The government of President Cristina Kirchner, who has headed the country since 2007, had announced in 2008 that it wanted to pay back the debt inherited from the 2001 crisis when the country defaulted on its payments.
"The Argentine government’s deal to settle its debts with the Paris Club will not in itself change much on the ground," commented David Rees, emerging markets economist at Capital Economics in London.
"But it marks another positive development in policymaking since the turn of the year as the authorities battle to stave off a balance of payments crisis."
He said: "Financiers from the Paris Club nations will now be able to offer trade finance to Argentine exporters, but this does not appear to have been a major constraint on trade."
Rees commented that the agreement was another positive step by the government since January but that the economy was in a precarious state and may have slipped into a technical recession in the first quarter.
- US court ruling looms -
"Faced with rapidly declining foreign exchange reserves, the authorities have embarked on a new, more orthodox approach to policymaking," he said.
Noting that the peso had been devalued by 20 percent against the dollar in January, he said that the deal with the Paris Club was "a necessary condition for the government to return to international capital markets."
But, referring to investors who had not accepted default terms in 2001, he warned: "There is still a major sticking point over how to deal with the remaining hold-outs from 2001's default.
"The government has been ordered by a US court to pay $1.5 billion and is currently awaiting an appeal. If the ruling is upheld, it threatens to push the government into a technical default."
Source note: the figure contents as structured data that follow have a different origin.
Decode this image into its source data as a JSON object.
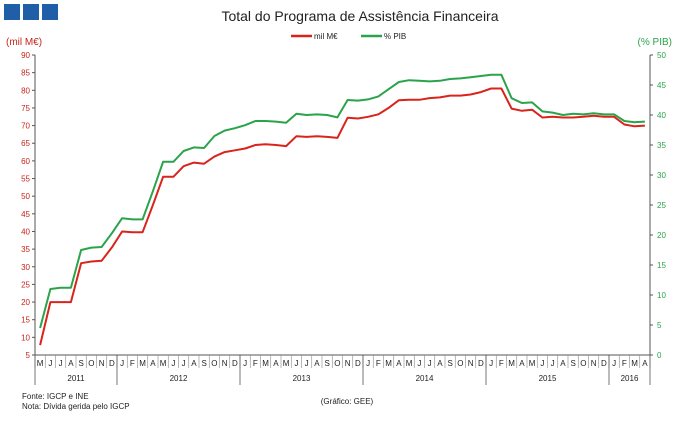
{
  "chart_data": {
    "type": "line",
    "title": "Total do Programa de Assistência Financeira",
    "y_left_label": "(mil M€)",
    "y_right_label": "(% PIB)",
    "y_left_range": [
      5,
      90
    ],
    "y_right_range": [
      0,
      50
    ],
    "y_left_ticks": [
      "5",
      "10",
      "15",
      "20",
      "25",
      "30",
      "35",
      "40",
      "45",
      "50",
      "55",
      "60",
      "65",
      "70",
      "75",
      "80",
      "85",
      "90"
    ],
    "y_right_ticks": [
      "0",
      "5",
      "10",
      "15",
      "20",
      "25",
      "30",
      "35",
      "40",
      "45",
      "50"
    ],
    "months": [
      "M",
      "J",
      "J",
      "A",
      "S",
      "O",
      "N",
      "D",
      "J",
      "F",
      "M",
      "A",
      "M",
      "J",
      "J",
      "A",
      "S",
      "O",
      "N",
      "D",
      "J",
      "F",
      "M",
      "A",
      "M",
      "J",
      "J",
      "A",
      "S",
      "O",
      "N",
      "D",
      "J",
      "F",
      "M",
      "A",
      "M",
      "J",
      "J",
      "A",
      "S",
      "O",
      "N",
      "D",
      "J",
      "F",
      "M",
      "A",
      "M",
      "J",
      "J",
      "A",
      "S",
      "O",
      "N",
      "D",
      "J",
      "F",
      "M",
      "A"
    ],
    "years": [
      {
        "label": "2011",
        "start": 0,
        "end": 8
      },
      {
        "label": "2012",
        "start": 8,
        "end": 20
      },
      {
        "label": "2013",
        "start": 20,
        "end": 32
      },
      {
        "label": "2014",
        "start": 32,
        "end": 44
      },
      {
        "label": "2015",
        "start": 44,
        "end": 56
      },
      {
        "label": "2016",
        "start": 56,
        "end": 60
      }
    ],
    "legend_placement": "top-center",
    "grid": false,
    "series": [
      {
        "name": "mil M€",
        "axis": "left",
        "color": "#d9241c",
        "values": [
          7.8,
          20,
          20,
          20,
          31,
          31.5,
          31.7,
          35.5,
          40,
          39.8,
          39.8,
          47.5,
          55.5,
          55.5,
          58.5,
          59.5,
          59.2,
          61.2,
          62.5,
          63,
          63.5,
          64.5,
          64.7,
          64.5,
          64.2,
          67,
          66.8,
          67,
          66.8,
          66.5,
          72.2,
          72,
          72.5,
          73.2,
          75,
          77.2,
          77.3,
          77.3,
          77.8,
          78,
          78.5,
          78.5,
          78.8,
          79.5,
          80.5,
          80.5,
          74.8,
          74.2,
          74.5,
          72.3,
          72.5,
          72.3,
          72.3,
          72.5,
          72.8,
          72.5,
          72.5,
          70.3,
          69.8,
          70
        ]
      },
      {
        "name": "% PIB",
        "axis": "right",
        "color": "#2aa34a",
        "values": [
          4.5,
          11,
          11.2,
          11.2,
          17.5,
          17.9,
          18,
          20.3,
          22.8,
          22.6,
          22.6,
          27.3,
          32.2,
          32.2,
          34,
          34.6,
          34.5,
          36.5,
          37.4,
          37.8,
          38.3,
          39,
          39,
          38.9,
          38.7,
          40.2,
          40,
          40.1,
          40,
          39.6,
          42.5,
          42.4,
          42.6,
          43.1,
          44.3,
          45.5,
          45.8,
          45.7,
          45.6,
          45.7,
          46,
          46.1,
          46.3,
          46.5,
          46.7,
          46.7,
          42.8,
          42,
          42.1,
          40.6,
          40.4,
          40,
          40.2,
          40.1,
          40.3,
          40.1,
          40.1,
          39,
          38.8,
          38.9
        ]
      }
    ]
  },
  "footer": {
    "source": "Fonte: IGCP e INE",
    "note": "Nota: Dívida  gerida  pelo IGCP",
    "credit": "(Gráfico:  GEE)"
  },
  "colors": {
    "logo": "#1f5fa8",
    "left_axis": "#c8231b",
    "right_axis": "#2aa34a",
    "axis_line": "#555555"
  }
}
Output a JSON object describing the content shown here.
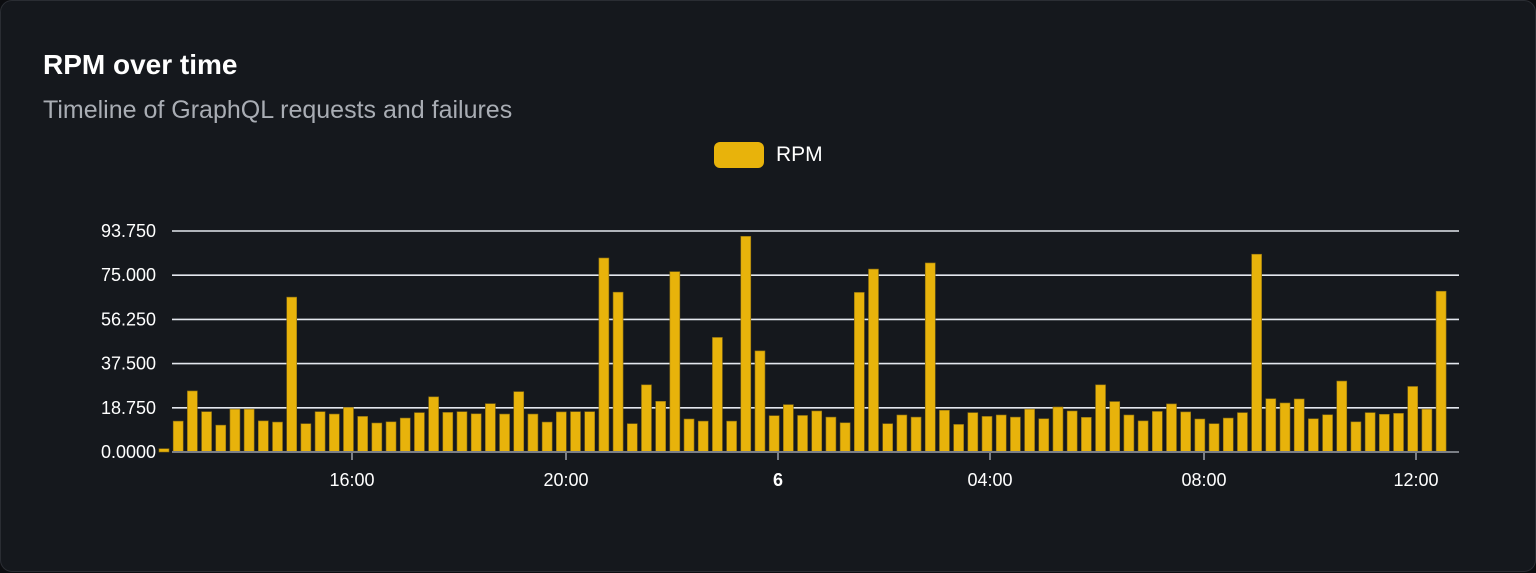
{
  "card": {
    "title": "RPM over time",
    "subtitle": "Timeline of GraphQL requests and failures"
  },
  "chart_data": {
    "type": "bar",
    "title": "RPM over time",
    "subtitle": "Timeline of GraphQL requests and failures",
    "legend": {
      "position": "top-center",
      "entries": [
        {
          "label": "RPM",
          "color": "#e8b30b"
        }
      ]
    },
    "series": [
      {
        "name": "RPM",
        "color": "#e8b30b",
        "values": [
          1.4,
          13.1,
          25.9,
          17.1,
          11.4,
          18.2,
          18.2,
          13.2,
          12.7,
          65.7,
          12.0,
          17.1,
          16.1,
          18.9,
          15.1,
          12.3,
          12.8,
          14.4,
          16.7,
          23.4,
          16.8,
          17.1,
          16.2,
          20.5,
          16.1,
          25.6,
          16.1,
          12.7,
          17.0,
          17.1,
          17.1,
          82.3,
          67.8,
          12.0,
          28.5,
          21.5,
          76.5,
          14.0,
          13.1,
          48.6,
          13.1,
          91.5,
          42.9,
          15.4,
          20.1,
          15.5,
          17.4,
          14.8,
          12.4,
          67.7,
          77.6,
          12.0,
          15.7,
          14.8,
          80.2,
          17.7,
          11.7,
          16.7,
          15.1,
          15.7,
          14.8,
          18.2,
          14.1,
          19.1,
          17.4,
          14.7,
          28.5,
          21.4,
          15.7,
          13.2,
          17.2,
          20.4,
          17.0,
          14.0,
          12.0,
          14.4,
          16.7,
          83.9,
          22.6,
          20.8,
          22.5,
          14.1,
          15.8,
          30.1,
          12.8,
          16.7,
          16.0,
          16.4,
          27.8,
          18.2,
          68.2
        ]
      }
    ],
    "y_ticks": [
      "0.0000",
      "18.750",
      "37.500",
      "56.250",
      "75.000",
      "93.750"
    ],
    "ylim": [
      0,
      93.75
    ],
    "x_ticks": [
      "16:00",
      "20:00",
      "6",
      "04:00",
      "08:00",
      "12:00"
    ],
    "grid": "horizontal"
  }
}
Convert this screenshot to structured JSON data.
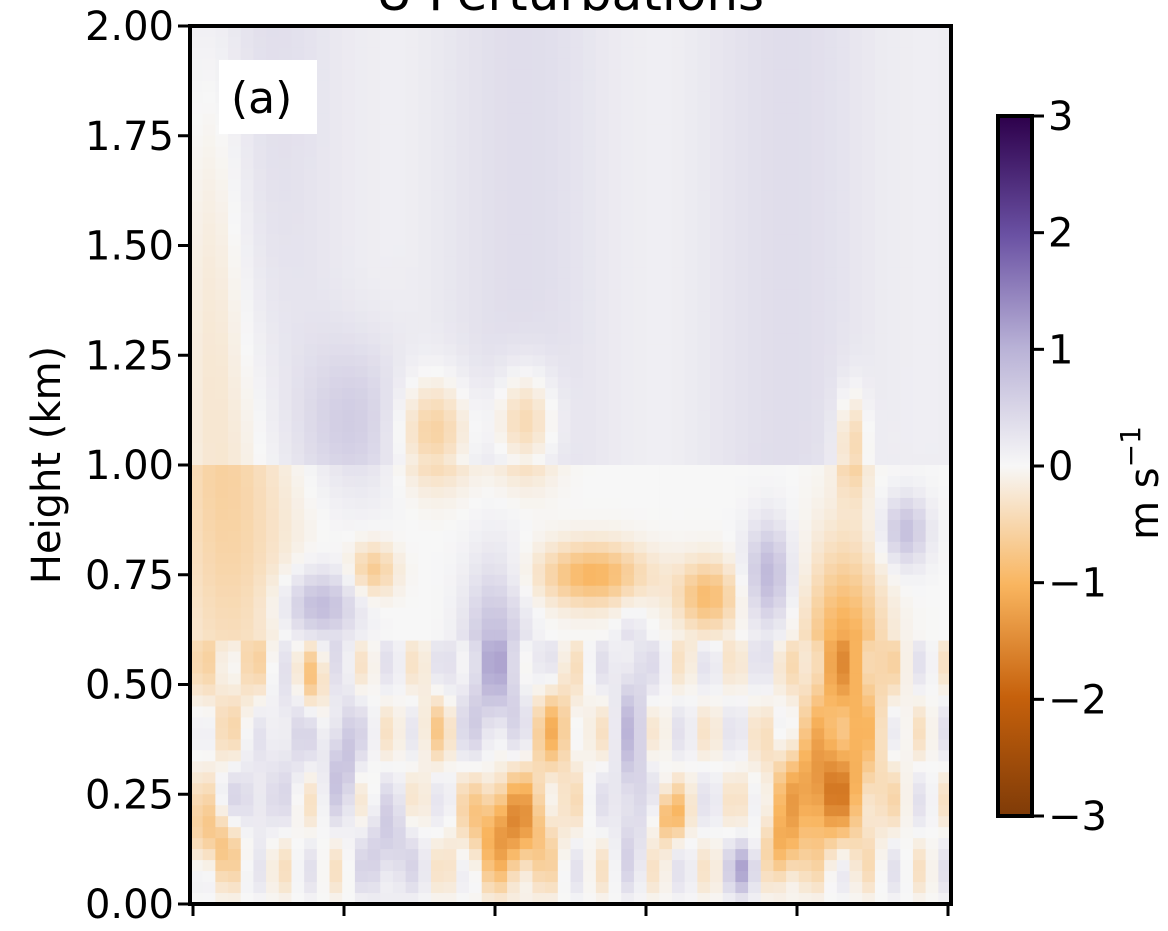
{
  "chart_data": {
    "type": "heatmap",
    "title": "U Perturbations",
    "panel_label": "(a)",
    "ylabel": "Height (km)",
    "ylim": [
      0.0,
      2.0
    ],
    "y_ticks": [
      0.0,
      0.25,
      0.5,
      0.75,
      1.0,
      1.25,
      1.5,
      1.75,
      2.0
    ],
    "y_tick_labels": [
      "0.00",
      "0.25",
      "0.50",
      "0.75",
      "1.00",
      "1.25",
      "1.50",
      "1.75",
      "2.00"
    ],
    "x_tick_count": 6,
    "colorbar": {
      "label_base": "m s",
      "label_exp": "−1",
      "vmin": -3,
      "vmax": 3,
      "ticks": [
        3,
        2,
        1,
        0,
        -1,
        -2,
        -3
      ],
      "tick_labels": [
        "3",
        "2",
        "1",
        "0",
        "−1",
        "−2",
        "−3"
      ],
      "colormap": "PuOr"
    },
    "field_summary": [
      {
        "region": "upper layer 1.0–2.0 km",
        "perturbation": "weak, mostly slightly positive (pale purple) with weak negative streaks"
      },
      {
        "region": "middle layer 0.5–1.0 km",
        "perturbation": "alternating negative (orange, ~-1) and positive (purple, ~+1) bands"
      },
      {
        "region": "lower layer 0–0.5 km",
        "perturbation": "strong mixed structures, negative up to about -1.5 near 0.1–0.4 km"
      }
    ]
  }
}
At British consultants IHS, Laurence Allan, the head of Latin America risk analysis, said the agreement was "a big boost to credibility" and was part of a "strategy to build a strong perception that Argentina is a more predictable country."
But "investors will want to see if the government really does what they said they want to do."
Referring to the outstanding debt default dispute before a US court, he commented that the deal would help Argentina to argue that it was not a country which just abandoned debt.
However, the "impact of any judgement in the United States is far more important" than the deal with the Paris Club, he said.